OA/11991/2013 & OA/11990/2013
- Case title:
- Appellant name:
- Status of case: Unreported
- Hearing date:
- Promulgation date:
- Publication date:
- Last updated on:
- Country:
- Judges:
The decision
Upper Tribunal
(Immigration and Asylum Chamber) Appeal Numbers: OA/11991/2013
OA/11990/2013
THE IMMIGRATION ACTS
Heard at Field House
Determination Promulgated
On 10th October 2014
On 20th October 2014
Before
DEPUTY UPPER TRIBUNAL JUDGE M A HALL
Between
THE ENTRY CLEARANCE OFFICER - NEW DELHI
Appellant
and
om jyu gurung
dichhya gurung
(anonymity order not made)
Respondents
Representation:
For the Appellant: Mr J Parkinson, Senior Home Office Presenting Officer
For the Respondents: Mr R Jesurum of Counsel instructed by Everest Law Solicitors
DETERMINATION AND REASONS
Introduction and Background
1. The Entry Clearance Officer (ECO) appeals against a determination of Judge of the First-tier Tribunal A J Parker promulgated on 14th July 2014.

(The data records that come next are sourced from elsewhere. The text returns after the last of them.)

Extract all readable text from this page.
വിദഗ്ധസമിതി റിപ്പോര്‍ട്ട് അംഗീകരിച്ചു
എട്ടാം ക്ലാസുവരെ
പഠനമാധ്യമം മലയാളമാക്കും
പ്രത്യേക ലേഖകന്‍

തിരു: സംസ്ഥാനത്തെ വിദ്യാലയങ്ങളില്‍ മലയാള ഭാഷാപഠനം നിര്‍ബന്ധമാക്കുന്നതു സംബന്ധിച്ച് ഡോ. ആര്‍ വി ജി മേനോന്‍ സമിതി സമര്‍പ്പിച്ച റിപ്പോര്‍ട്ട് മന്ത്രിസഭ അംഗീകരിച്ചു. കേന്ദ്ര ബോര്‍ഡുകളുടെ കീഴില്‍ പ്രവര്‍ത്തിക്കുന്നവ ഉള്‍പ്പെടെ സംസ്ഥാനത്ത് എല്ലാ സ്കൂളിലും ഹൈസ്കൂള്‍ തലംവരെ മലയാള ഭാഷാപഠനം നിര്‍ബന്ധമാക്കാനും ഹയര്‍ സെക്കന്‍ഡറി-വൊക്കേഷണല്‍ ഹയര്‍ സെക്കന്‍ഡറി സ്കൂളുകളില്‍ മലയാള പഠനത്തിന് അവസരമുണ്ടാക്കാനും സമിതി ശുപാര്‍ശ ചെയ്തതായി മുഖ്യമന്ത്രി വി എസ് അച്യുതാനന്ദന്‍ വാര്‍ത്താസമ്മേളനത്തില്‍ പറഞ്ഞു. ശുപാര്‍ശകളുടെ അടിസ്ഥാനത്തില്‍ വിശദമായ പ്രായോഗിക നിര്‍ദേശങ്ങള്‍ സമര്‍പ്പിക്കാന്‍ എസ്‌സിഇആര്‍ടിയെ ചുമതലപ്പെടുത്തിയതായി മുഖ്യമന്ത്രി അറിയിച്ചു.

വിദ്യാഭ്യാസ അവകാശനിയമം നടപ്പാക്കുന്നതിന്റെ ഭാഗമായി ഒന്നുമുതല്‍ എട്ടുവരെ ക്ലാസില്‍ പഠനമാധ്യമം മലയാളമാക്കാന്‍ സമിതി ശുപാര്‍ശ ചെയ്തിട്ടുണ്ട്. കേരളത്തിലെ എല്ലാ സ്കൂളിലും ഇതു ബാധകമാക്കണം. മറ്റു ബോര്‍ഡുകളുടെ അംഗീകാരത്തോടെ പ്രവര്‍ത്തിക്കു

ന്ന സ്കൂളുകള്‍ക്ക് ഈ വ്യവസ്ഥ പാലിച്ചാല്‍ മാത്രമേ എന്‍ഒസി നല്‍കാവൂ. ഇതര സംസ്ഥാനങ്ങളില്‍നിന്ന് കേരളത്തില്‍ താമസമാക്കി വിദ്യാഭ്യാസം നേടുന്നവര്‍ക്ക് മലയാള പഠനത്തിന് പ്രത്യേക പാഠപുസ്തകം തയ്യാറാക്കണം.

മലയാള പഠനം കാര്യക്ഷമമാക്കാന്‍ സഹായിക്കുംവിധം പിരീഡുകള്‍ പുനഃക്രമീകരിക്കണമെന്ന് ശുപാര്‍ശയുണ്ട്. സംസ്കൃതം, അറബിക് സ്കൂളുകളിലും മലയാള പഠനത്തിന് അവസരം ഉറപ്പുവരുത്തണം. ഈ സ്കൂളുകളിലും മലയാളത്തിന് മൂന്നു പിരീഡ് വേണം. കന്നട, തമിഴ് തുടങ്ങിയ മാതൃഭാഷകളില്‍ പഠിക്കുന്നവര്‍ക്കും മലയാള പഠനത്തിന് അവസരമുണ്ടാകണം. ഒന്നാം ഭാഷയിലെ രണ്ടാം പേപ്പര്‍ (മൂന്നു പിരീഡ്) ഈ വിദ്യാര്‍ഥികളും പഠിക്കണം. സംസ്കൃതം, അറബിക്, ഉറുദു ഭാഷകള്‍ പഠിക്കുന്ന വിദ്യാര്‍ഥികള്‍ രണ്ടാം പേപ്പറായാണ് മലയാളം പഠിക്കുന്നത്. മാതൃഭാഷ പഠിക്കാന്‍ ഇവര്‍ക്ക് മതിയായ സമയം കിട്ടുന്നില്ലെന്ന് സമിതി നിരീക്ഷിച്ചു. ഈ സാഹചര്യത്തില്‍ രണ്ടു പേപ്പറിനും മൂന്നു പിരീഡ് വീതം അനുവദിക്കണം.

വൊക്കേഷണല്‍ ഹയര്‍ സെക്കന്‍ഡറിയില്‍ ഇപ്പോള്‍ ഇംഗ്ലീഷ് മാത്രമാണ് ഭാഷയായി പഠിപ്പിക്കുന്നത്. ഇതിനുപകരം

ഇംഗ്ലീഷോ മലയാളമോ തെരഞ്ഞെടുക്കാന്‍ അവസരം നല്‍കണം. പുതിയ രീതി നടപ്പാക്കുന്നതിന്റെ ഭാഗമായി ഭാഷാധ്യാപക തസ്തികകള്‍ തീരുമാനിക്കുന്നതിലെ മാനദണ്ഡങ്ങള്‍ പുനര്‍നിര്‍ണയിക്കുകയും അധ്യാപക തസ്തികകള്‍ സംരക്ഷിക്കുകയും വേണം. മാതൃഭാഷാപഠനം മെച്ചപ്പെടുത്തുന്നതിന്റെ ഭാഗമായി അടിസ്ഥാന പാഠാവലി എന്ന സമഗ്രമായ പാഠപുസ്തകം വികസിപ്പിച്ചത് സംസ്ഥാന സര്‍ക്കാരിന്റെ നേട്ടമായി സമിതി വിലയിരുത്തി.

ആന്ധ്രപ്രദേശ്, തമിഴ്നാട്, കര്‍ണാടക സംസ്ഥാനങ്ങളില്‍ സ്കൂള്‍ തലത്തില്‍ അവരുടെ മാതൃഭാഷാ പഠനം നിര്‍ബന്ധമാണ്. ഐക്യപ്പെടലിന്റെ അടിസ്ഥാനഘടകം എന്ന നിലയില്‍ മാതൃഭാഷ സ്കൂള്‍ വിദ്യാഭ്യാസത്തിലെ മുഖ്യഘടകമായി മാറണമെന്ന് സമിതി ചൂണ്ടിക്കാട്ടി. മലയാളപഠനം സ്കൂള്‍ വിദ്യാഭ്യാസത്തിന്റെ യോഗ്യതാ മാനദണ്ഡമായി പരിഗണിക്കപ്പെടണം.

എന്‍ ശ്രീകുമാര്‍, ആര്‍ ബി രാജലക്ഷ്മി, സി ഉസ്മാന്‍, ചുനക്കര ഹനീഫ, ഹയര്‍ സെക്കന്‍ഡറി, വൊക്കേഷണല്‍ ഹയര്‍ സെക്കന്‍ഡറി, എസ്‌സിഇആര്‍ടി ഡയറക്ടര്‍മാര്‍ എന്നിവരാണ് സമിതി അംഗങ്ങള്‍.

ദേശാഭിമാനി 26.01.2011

2. The Respondents before the Upper Tribunal were the Appellants before the First-tier Tribunal. I will refer to them as the Claimants.

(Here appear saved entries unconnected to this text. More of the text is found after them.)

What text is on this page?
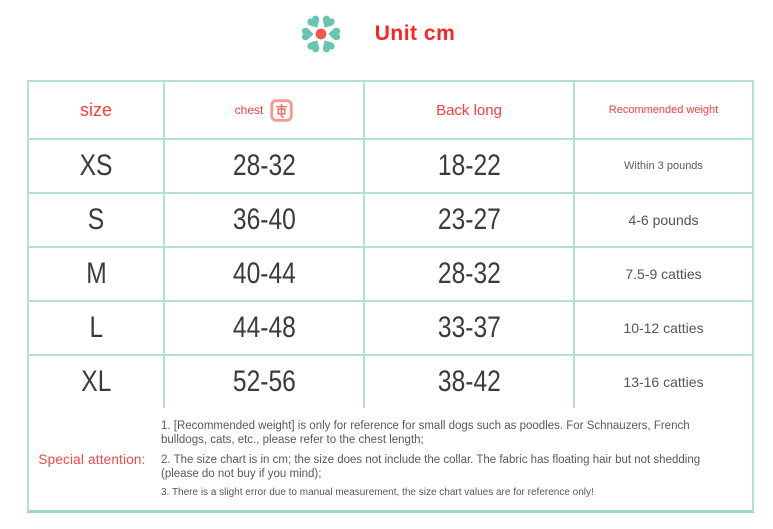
Unit cm
size	chest	Back long	Recommended weight
XS	28-32	18-22	Within 3 pounds
S	36-40	23-27	4-6 pounds
M	40-44	28-32	7.5-9 catties
L	44-48	33-37	10-12 catties
XL	52-56	38-42	13-16 catties
Special attention:
1. [Recommended weight] is only for reference for small dogs such as poodles. For Schnauzers, French bulldogs, cats, etc., please refer to the chest length;
2. The size chart is in cm; the size does not include the collar. The fabric has floating hair but not shedding (please do not buy if you mind);
3. There is a slight error due to manual measurement, the size chart values are for reference only!
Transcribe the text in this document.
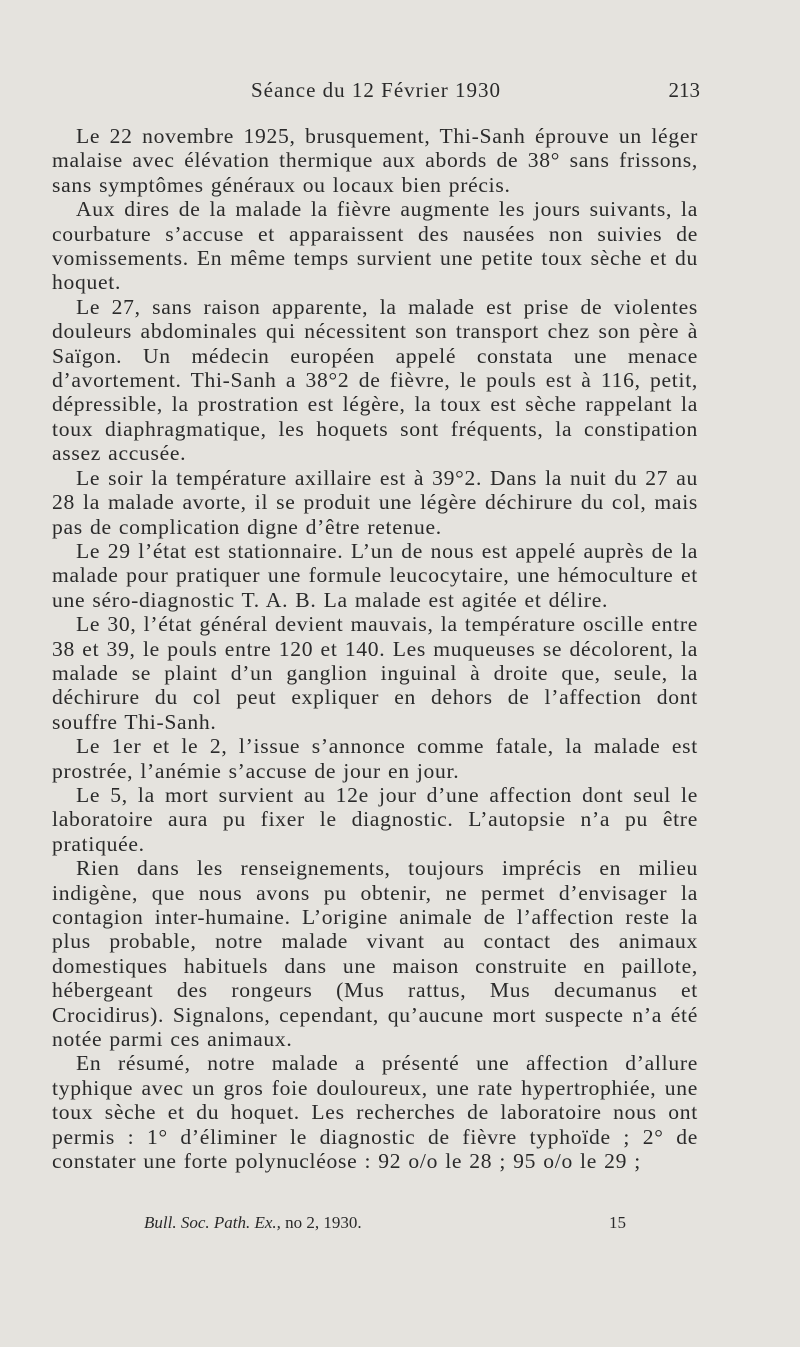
Séance du 12 Février 1930	213

Le 22 novembre 1925, brusquement, Thi-Sanh éprouve un léger malaise avec élévation thermique aux abords de 38° sans frissons, sans symptômes généraux ou locaux bien précis.

Aux dires de la malade la fièvre augmente les jours suivants, la courbature s’accuse et apparaissent des nausées non suivies de vomissements. En même temps survient une petite toux sèche et du hoquet.

Le 27, sans raison apparente, la malade est prise de violentes douleurs abdominales qui nécessitent son transport chez son père à Saïgon. Un médecin européen appelé constata une menace d’avortement. Thi-Sanh a 38°2 de fièvre, le pouls est à 116, petit, dépressible, la prostration est légère, la toux est sèche rappelant la toux diaphragmatique, les hoquets sont fréquents, la constipation assez accusée.

Le soir la température axillaire est à 39°2. Dans la nuit du 27 au 28 la malade avorte, il se produit une légère déchirure du col, mais pas de complication digne d’être retenue.

Le 29 l’état est stationnaire. L’un de nous est appelé auprès de la malade pour pratiquer une formule leucocytaire, une hémoculture et une séro-diagnostic T. A. B. La malade est agitée et délire.

Le 30, l’état général devient mauvais, la température oscille entre 38 et 39, le pouls entre 120 et 140. Les muqueuses se décolorent, la malade se plaint d’un ganglion inguinal à droite que, seule, la déchirure du col peut expliquer en dehors de l’affection dont souffre Thi-Sanh.

Le 1er et le 2, l’issue s’annonce comme fatale, la malade est prostrée, l’anémie s’accuse de jour en jour.

Le 5, la mort survient au 12e jour d’une affection dont seul le laboratoire aura pu fixer le diagnostic. L’autopsie n’a pu être pratiquée.

Rien dans les renseignements, toujours imprécis en milieu indigène, que nous avons pu obtenir, ne permet d’envisager la contagion inter-humaine. L’origine animale de l’affection reste la plus probable, notre malade vivant au contact des animaux domestiques habituels dans une maison construite en paillote, hébergeant des rongeurs (Mus rattus, Mus decumanus et Crocidirus). Signalons, cependant, qu’aucune mort suspecte n’a été notée parmi ces animaux.

En résumé, notre malade a présenté une affection d’allure typhique avec un gros foie douloureux, une rate hypertrophiée, une toux sèche et du hoquet. Les recherches de laboratoire nous ont permis : 1° d’éliminer le diagnostic de fièvre typhoïde ; 2° de constater une forte polynucléose : 92 o/o le 28 ; 95 o/o le 29 ;

Bull. Soc. Path. Ex., no 2, 1930.	15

3. The Claimants, born 29th December 1990 and 12th October 1989 respectively, are citizens of Nepal and are brother and sister. They applied for entry clearance to enable them to settle in the United Kingdom with their parents and younger brother. The Claimants' father had served in the brigade of Ghurkhas.
4. The applications were made outside the Immigration Rules and refused on 1st May 2013. The ECO considered the applications under Appendix FM of the Immigration Rules, and the Secretary of State's policy for dependants over the age of 18 of foreign and commonwealth and other HM Forces' members, and with reference to Article 8 of the 1950 European Convention on Human Rights (the 1950 Convention).
5. The Claimants appealed to the First-tier Tribunal, accepting that their applications could not succeed under the Immigration Rules, but relying upon Article 8.
6. Judge Parker heard evidence from the Claimants' parents and sibling and took into account the historic injustice in Ghurkha cases, and dismissed the appeals under the Immigration Rules but allowed them under Article 8 of the 1950 Convention.
7. The ECO applied for permission to appeal to the Upper Tribunal. In brief summary it was contended that Judge Parker had made a material misdirection of law and had failed to give adequate reasons as to why the appeals should be allowed under Article 8 outside the Immigration Rules. Reliance was placed upon MF Nigeria [2013] EWCA Civ 1192, Nagre [2013] EWHC 720 (Admin) and Gulshan [2013] UKUT 00640 (IAC). It was contended that Judge Parker had failed to provide adequate reasons why the Claimants' circumstances were either compelling or exceptional so as to mean that the appeal should be allowed outside the Immigration Rules under Article 8.
8. It was also contended that Judge Parker had failed to give adequate reasons for finding family life existed between the adult Claimants and their adult parents, and reliance was placed upon Kugathas [2003] EWCA Civ 31. It was also submitted that there was no evidence that the Claimants had suffered an "historical injustice" as there was no evidence that their father had intended to settle in the United Kingdom prior to them attaining their majority.
9. Permission to appeal was granted by Judge of the First-tier Tribunal T R P Hollingworth in the following terms:
1. The Respondent seeks permission to appeal against a decision of the First-tier Tribunal (Judge Parker) who, in a determination promulgated on 25th August 2014, allowed the Appellants' appeals against the Respondent's decision to refuse to grant leave to enter the UK as dependant relatives.
2. The appeal was allowed purely on Article 8 grounds.
3. Some of the paragraphs from 3 onwards are more compelling than others, but it is arguable the 'historic injustice' test may have been inappropriately applied.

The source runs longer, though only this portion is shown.